The X-linked genetic condition prevents blood from clotting properly, and it occurs in about 1 out of 5,000 male births worldwide, Herzog said.
“There are a number of different ways hemophilia can be treated,” said Herzog, a Riley Children’s Foundation professor of immunology. “One of the newest is to use a gene therapy. As opposed to other kinds of treatments, in this case the idea is you give the gene-based drug once, then you’ll have a therapy that will last for years. The hope is maybe even for a lifetime.”
Herzog said traditionally hemophilia is treated by injecting a clotting factor intravenously.

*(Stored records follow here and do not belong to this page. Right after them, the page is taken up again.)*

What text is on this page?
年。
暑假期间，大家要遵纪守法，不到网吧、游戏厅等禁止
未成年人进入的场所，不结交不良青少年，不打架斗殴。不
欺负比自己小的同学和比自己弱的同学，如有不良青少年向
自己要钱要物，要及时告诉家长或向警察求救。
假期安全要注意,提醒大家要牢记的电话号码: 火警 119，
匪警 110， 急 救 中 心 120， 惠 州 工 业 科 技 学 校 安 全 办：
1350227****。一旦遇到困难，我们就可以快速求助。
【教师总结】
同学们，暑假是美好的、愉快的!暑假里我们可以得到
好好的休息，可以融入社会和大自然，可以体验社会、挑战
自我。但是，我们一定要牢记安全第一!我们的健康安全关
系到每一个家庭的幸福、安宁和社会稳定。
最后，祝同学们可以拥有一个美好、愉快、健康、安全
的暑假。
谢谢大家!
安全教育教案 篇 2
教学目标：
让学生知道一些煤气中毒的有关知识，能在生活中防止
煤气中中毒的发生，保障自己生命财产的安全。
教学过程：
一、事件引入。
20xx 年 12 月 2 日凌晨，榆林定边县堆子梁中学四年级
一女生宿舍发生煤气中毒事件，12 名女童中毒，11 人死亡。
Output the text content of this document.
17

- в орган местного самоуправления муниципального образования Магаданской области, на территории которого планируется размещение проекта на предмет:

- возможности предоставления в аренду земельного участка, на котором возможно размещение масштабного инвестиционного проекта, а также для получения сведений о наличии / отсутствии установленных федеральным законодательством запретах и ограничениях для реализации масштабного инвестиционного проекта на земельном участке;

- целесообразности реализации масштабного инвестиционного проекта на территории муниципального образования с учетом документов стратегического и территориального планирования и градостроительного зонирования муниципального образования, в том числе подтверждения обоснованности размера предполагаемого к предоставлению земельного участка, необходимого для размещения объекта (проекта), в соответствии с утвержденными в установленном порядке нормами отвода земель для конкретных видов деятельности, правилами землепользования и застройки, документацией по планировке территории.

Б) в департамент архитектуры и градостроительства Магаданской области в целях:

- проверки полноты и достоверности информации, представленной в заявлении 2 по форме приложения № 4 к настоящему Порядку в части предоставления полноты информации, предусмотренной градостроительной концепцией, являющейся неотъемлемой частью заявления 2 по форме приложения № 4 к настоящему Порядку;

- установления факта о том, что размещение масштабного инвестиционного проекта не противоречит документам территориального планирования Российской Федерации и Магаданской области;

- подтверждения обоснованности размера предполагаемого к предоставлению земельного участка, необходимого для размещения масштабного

“That restores the ability of the blood to clot, so the person won’t be at risk for bleeding,” Herzog said. “You inject it, and a couple days later it’s gone, and you have to inject it again. The idea behind the gene therapy is you transfer a gene that codes this clotting factor inside the person’s own cells, so the person’s own body is able to produce this consistently.”
A gene therapy approach uses adeno-associated viruses as a delivery mechanism to provide the body with the information it needs to produce its own clotting factors. It transfers into liver cells to make the clotting factor and secrete it into the blood.
“The blood’s ability to clot in case of injury is restored,” Herzog said. “That’s been working fantastic in various laboratory studies and promising in clinical trials, but what was unexpected in the clinical trials is this therapeutic level was declining over time.”
Herzog said it proves researchers need to understand more of the biology of the gene therapy for two reasons.
“One is to understand better what the limitations are and how to overcome them, so the therapy lasts at the level we’d like it to see to prevent bleeding long term and to make sure the therapy is safe,” Herzog said. “The clinical trials are done by big companies and large corporations, and they have their own research.”
Herzog said it would be better if an academic institution were working on the study in detail.
“So, you have someone who has the expertise but doesn’t have those financial conflicts and is more tuned in to basic science,” he said. “Gene therapy is a complex type of therapy.”
So, Herzog is teaming up with some of the nation’s leading experts to study different scientific disciplines.
“We form a unique team of scientists located here at IU as well as elsewhere,” Herzog said. “We put our expertise together and said we’re going to focus on this problem as a team.”
The five-year grant started in early February.
“Working toward that grant, the group has already been collaborating to get this kind of award,” Herzog said.